Exploring Sql Server Collations

This is now instalment 3 in the Exploring SQL Server series, and I’m going to step back and talk a bit about a simpler topic - Collations. These are simply how to compare two pieces of text. Do I care about case, or accents? In what character set should I use?

So what values does it compare?

It compares all of your text columns - the non-unicode char, varchar, and text, along with the unicode types nchar, nvarchar, and ntext.

And how does it affect comparisons?

When sorting it defines the order of the sort. For example if you use traditional Spainish, then ‘ch’ will come at the end of the ‘c’ section rather than the middle.

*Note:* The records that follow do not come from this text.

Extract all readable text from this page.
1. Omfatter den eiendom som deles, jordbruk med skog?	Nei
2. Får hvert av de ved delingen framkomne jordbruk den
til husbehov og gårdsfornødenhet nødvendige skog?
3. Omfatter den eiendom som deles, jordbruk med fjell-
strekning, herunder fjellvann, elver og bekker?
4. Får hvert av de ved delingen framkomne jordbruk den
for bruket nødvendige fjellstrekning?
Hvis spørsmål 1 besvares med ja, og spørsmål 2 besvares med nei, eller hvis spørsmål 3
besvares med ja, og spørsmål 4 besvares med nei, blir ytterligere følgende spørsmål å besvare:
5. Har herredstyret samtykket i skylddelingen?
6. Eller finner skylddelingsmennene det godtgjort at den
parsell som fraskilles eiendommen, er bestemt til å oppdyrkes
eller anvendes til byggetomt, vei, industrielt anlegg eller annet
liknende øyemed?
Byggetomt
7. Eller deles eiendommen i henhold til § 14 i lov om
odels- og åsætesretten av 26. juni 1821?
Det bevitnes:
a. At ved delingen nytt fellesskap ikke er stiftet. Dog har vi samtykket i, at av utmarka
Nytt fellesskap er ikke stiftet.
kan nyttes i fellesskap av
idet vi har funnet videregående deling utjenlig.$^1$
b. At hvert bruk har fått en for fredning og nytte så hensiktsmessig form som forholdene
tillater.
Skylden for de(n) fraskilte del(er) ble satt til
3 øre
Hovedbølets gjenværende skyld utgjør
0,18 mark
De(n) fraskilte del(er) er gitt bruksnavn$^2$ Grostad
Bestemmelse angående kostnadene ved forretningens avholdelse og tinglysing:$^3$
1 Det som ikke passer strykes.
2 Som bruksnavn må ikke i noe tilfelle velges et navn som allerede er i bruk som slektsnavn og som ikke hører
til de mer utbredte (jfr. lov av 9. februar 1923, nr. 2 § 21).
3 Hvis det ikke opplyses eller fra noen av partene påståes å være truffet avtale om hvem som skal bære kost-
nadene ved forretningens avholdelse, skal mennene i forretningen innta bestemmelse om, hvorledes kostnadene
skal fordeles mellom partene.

As well as sorting it also affects how to tell if two strings are equivalent. Some of the more obvious things it will check for are case and accents: For example If you use a case and accent insensitive collation then ‘Pokemon’ and ‘pokémon’ will be considered as equal.

Another thing it can be sensitive to is Japanese kana mora characters. Should it treat symbols from different kana as the same if they mean the same mora. e.g. [あ]]https://en.wikipedia.org/wiki/%E3%81%82)‚ and ア both stand for the mora ‘a’.

Does it do anything else?

When using non unicode types the collation determines the character set to use. E.g. a latin collation will support standard latin characters like the ones I am using now. These are actually in most code pages as part of ASCII, this is just the first part of the page. If you look at the later part in the latin collation it is full of accented charters used in western European languages. But if I use a Japanese collation it will have Kanji, a Russian collation would have Cyrillic characters and so on.

So, if if used a standard latin collation, I could not store the value Д, which is from the Cyrillic alphabet.

So how do I use it?

Quick answer, if you have a database already then you already are. When you install SQL Server it will set the default collation to match the machine it is installed on.

How do I change it then?

Well, as is the case in a lot of SQL Server, it is fairly straightforward, and can be done on a variety of levels. You can set it at the server/database/column/query level.

For example I want to create a Chinese column for my table, I can add the COLLATE Chinese_PRC_CS_AS to my column definition. Or if I wanted to do it a SELECT statement I can do the same.

Hope this helps clear up what a collation is and why you might want to change the default. Though if you just wish to use Unicode then it is mostly just sorting and whether two characters should be considered equal.